Taliban, not civilians, killed in NATO Afghan strike, says Berlin
Berlin said the German commanding officer in Kunduz ordered the air strike and recalled that NATO rules state that no such attack should take place if civilians are thought to be present.Berlin -- The German army said on Friday it was confident that those killed in a NATO airstrike on hijacked fuel tankers in the northern Kunduz region of Afghanistan were Taliban militants, not civilians.
"As far as we know at the moment, more than 50 insurgents were killed. We believe there were no non-combatant casualties. There were no German casualties," an army statement said, revising an earlier toll of 56.
A spokesman for the defence ministry, Christian Dienst, dismissed what he described as "speculation" and "enemy propaganda" reports that civilians were also killed in the air strike, which took place at 2:30 am local time.
Speaking at a regular briefing, Dienst said the German commanding officer in Kunduz ordered the air strike and recalled that NATO rules state that no such attack should take place if civilians are thought to be present.
"I am firmly convinced that he stuck to the rules of engagement," he said.
Earlier, a German army spokesman had told AFP: "We are fairly certain that they were all insurgents, but we are not 100 percent sure."
Afghan officials have put the death toll much higher.
A spokesman for the Kunduz provincial government, Mahbubullah Sayedi, told AFP: "Some 90 people were killed in this incident and most of them are Taliban."
NATO Secretary-General Anders Fogh Rasmussen pledged later Friday to conduct a thorough investigation into the bombing.

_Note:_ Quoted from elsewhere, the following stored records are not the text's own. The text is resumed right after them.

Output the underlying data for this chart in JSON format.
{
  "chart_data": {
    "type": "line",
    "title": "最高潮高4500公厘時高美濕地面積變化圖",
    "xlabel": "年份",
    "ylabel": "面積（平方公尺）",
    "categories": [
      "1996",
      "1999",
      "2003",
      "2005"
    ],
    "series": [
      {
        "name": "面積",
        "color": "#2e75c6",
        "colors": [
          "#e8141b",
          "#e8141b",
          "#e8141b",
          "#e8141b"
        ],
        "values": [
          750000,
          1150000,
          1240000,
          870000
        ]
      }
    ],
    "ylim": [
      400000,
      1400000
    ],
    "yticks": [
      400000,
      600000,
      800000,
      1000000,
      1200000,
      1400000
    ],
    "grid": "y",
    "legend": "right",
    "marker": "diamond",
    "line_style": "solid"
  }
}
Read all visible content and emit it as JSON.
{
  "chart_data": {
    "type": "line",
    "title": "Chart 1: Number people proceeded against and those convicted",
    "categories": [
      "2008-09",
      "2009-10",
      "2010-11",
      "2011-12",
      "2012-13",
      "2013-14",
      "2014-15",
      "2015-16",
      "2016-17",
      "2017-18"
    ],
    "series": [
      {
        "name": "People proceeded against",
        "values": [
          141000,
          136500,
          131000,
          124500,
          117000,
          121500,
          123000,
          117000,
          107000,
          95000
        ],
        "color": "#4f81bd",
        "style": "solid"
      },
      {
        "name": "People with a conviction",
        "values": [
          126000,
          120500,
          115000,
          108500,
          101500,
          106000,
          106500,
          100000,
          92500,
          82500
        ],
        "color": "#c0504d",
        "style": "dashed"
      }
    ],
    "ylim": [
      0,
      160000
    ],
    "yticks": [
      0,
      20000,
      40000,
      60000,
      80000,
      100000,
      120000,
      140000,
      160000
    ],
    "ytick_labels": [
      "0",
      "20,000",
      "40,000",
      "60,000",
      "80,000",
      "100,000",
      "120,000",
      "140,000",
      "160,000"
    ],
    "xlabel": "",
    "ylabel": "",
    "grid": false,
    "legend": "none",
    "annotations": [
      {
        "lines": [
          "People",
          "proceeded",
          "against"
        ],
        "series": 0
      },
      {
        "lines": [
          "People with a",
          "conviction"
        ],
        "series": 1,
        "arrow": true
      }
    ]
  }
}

A health ministry spokesman in Kabul, Farid Rahid, said that between 200 to 250 villagers were believed to have gathered to help themselves to fuel from tankers hijacked by the fighters.
At present, Germany has 4,200 troops in Afghanistan as part of NATO's International Security Assistance Force, of which 900 are stationed in Kunduz.
Thirty-five German soldiers have died in Afghanistan since the army deployed troops there in 2002, 18 of them in combat or bombings.
In a separate and unrelated incident on Thursday, four German troops were wounded after they came under fire from rebels carrying rifles and bazookas some 60 kilometres northeast of Kunduz.
One of the injured soldiers has been flown back to Germany for treatment, the spokesman said, adding that several German armoured cars were damaged in the battle.
There has been a "clear escalation" in the number of incidents when compared to last year, the spokesman said.